Prosecutors would not say what the motive was for the nine letters, but said the nine people or agencies that received them are not in danger, and furthermore, the target of the alleged plot was none of them. They would not elaborate.
"The fact that this person would send this off under the presumption that it's anthrax is a very serious offense," Channel 4 crime analyst Ken Jefferson said. "Not so much because it was mailed to the senators, but because it was the threat of anthrax is what makes it a federal offense."
Allen was arrested by the FBI on Tuesday morning at her home in Jasper.
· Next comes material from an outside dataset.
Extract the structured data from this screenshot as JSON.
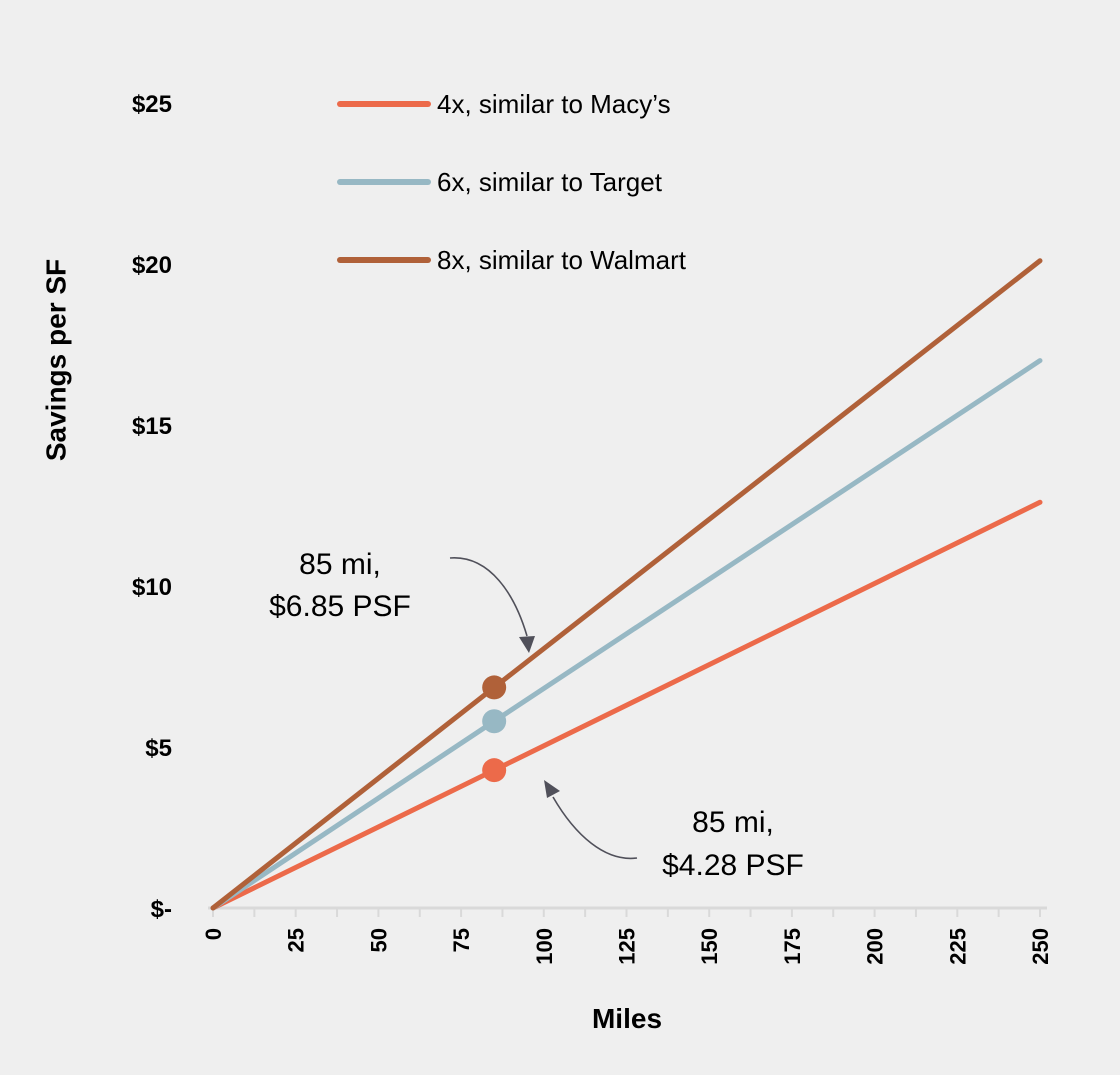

She made her first appearance in court Tuesday afternoon and was released on $10,000 bail.
Allen's husband said his wife did not send those letters, but would not say anything else.
"Law enforcement did its job. Now it's a legal matter and will be decided in the courts," Nelson's office said in a statement.
"We appreciate law enforcement's diligence in working to apprehend the suspect and helping us continue to serve our constituents," Rubio's office said in a statement.
A tentative trial date of Oct. 1 was set. If convicted on all counts, Allen faces up to 45 years in federal prison.